We also found some living history in the Free Quaker meeting house where a costumed interpreter did an excellent job engaging his audience.

The relatively new (and expensive) Constitution Center museum does a multimedia show with a live actor that I found pretty effective, along with exhibits on the Constitution itself and the bill of rights. This is a modern museum with plenty of interactive stuff, none of which you can take pictures of, at least until you get to the room where life-sized statues depict the Constitutional Convention and allow a more basic form of interaction. I guess “interactive” is at least as old as statues.

What strikes me about the interpretation of historic sites in this most historic of American cities, where they have been interpreting history longer than almost any other American city, is that every method of interpretation is still there and still used. Even the metal signs, which are the oldest form of site marking around, are still being made – we saw some from 2009 – and they use the same awkward kerning and raised lettering that they did back in the 1930s.

There are also the typical National Park Service wayside signs, their shape, height and angle unchanged from Yellowstone to Lowell and everywhere in between.

In fact, this one is from Franklin Court, one of the most interesting historic sites, where the Market Streets storefronts were restored, but Benjamin Franklin’s shop and home – long ago destroyed, were not rebuilt in the 1970s by Venturi and Scott Brown but instead interpreted with ghostly contours of steel describing the shape of the house in space, with giant scoops of concrete leading the viewer into views of the archaeological remains below. Unusual when it was done, this was the harbinger of a whole new form of interpretation and wayfinding that helped replace the familiar bronze lettered sign and National Park Service wayside.

They also use plaques on the sidewalk. I have always liked sidewalk interpretation. It takes advantage of where most people are looking when they walk, and it gives you the foundation of a haptic understanding of history.

There are also the graphic signs one finds in many cities that use text and some imagery. We saw several in Society Hill, a neighborhood preserved in the era of urban renewal, including this sign in front of the Physick House, commemorating the pioneering surgeon and inventor of soda pop.

And also this one to Edmund Bacon, the modernist city planner who reshaped Philadelphia in the postwar era and authored the 1970 book Design of Cities that epitomized the renewal approach so many cities used in the era of thinking big, planning big, and demolishing big.

Society Hill was a combination of preservation and renewal, with highrises and infill townhomes. Like Greenwich Village in New York and Old Town in Chicago, it also had its Freak Street, which was and is South Street, a counterculture mecca.

South Street was distinct from the tony townhomes once occupied by Revolutionary War luminaries like Thaddeus Kozcziusko and James Madison on their quiet, cherry-blossom-lined streets, a place that was all about the middle-class values driving both urban renewal, preservation and sprawl in the second half of the American century.

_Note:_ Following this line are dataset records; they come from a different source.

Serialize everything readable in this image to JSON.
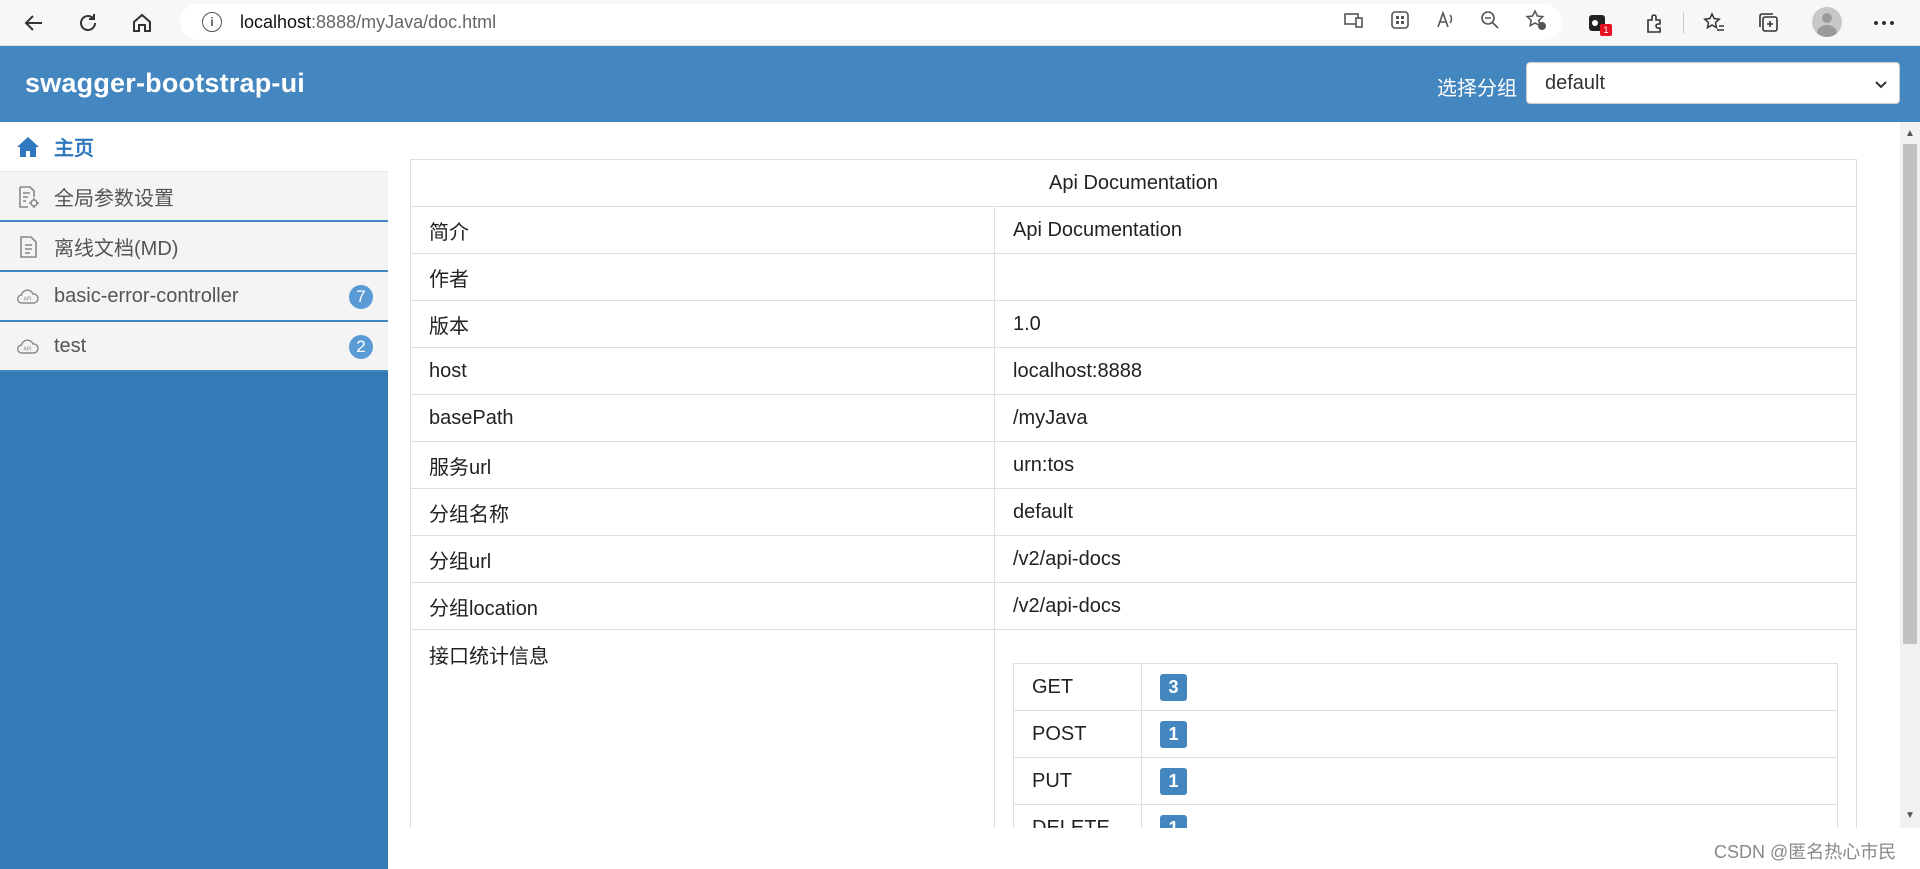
{
  "browser": {
    "back_icon": "back-arrow-icon",
    "refresh_icon": "refresh-icon",
    "home_icon": "home-icon",
    "url_host": "localhost",
    "url_rest": ":8888/myJava/doc.html",
    "extension_badge": "1"
  },
  "header": {
    "title": "swagger-bootstrap-ui",
    "group_label": "选择分组",
    "group_value": "default",
    "background": "#4486bf"
  },
  "sidebar": {
    "items": [
      {
        "label": "主页",
        "icon": "home-icon",
        "active": true
      },
      {
        "label": "全局参数设置",
        "icon": "settings-doc-icon"
      },
      {
        "label": "离线文档(MD)",
        "icon": "document-icon"
      },
      {
        "label": "basic-error-controller",
        "icon": "api-cloud-icon",
        "badge": "7"
      },
      {
        "label": "test",
        "icon": "api-cloud-icon",
        "badge": "2"
      }
    ]
  },
  "doc": {
    "title": "Api Documentation",
    "rows": [
      {
        "key": "简介",
        "value": "Api Documentation"
      },
      {
        "key": "作者",
        "value": ""
      },
      {
        "key": "版本",
        "value": "1.0"
      },
      {
        "key": "host",
        "value": "localhost:8888"
      },
      {
        "key": "basePath",
        "value": "/myJava"
      },
      {
        "key": "服务url",
        "value": "urn:tos"
      },
      {
        "key": "分组名称",
        "value": "default"
      },
      {
        "key": "分组url",
        "value": "/v2/api-docs"
      },
      {
        "key": "分组location",
        "value": "/v2/api-docs"
      }
    ],
    "stats_key": "接口统计信息",
    "stats": [
      {
        "method": "GET",
        "count": "3"
      },
      {
        "method": "POST",
        "count": "1"
      },
      {
        "method": "PUT",
        "count": "1"
      },
      {
        "method": "DELETE",
        "count": "1"
      }
    ]
  },
  "watermark": "CSDN @匿名热心市民"
}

Another fascinating site of interaction is the “Rocky” statue, outside the Classical Museum of Art, but not allowed to occupy the entrance pedestal its namesake movie character occupied some 33 years ago. Still, it has become a site of pilgrimage, if not as dignified as those of our Founding Fathers, it is certainly popular as queues form for people to take their photos with a statue not of a general or statesman, but an actor playing a boxer.

So, you can read the signs, see the plaques on the street celebrating items present, past and both together, tour the national parks with park rangers, see actors recreating Benjamin Franklin and dozen of other denizens, and even enjoy the preservation delights of the late 20th century: landmarks of architectural history and historic districts that utilize preservation (or, we should say, heritage conservation) as a community planning tool. The historic interpretation of Philadelphia spans the range of techniques, media, styles and forms and very, very much of its works. Heck, they even have the “Ducks” I thought only made sense in the Wisconsin Dells.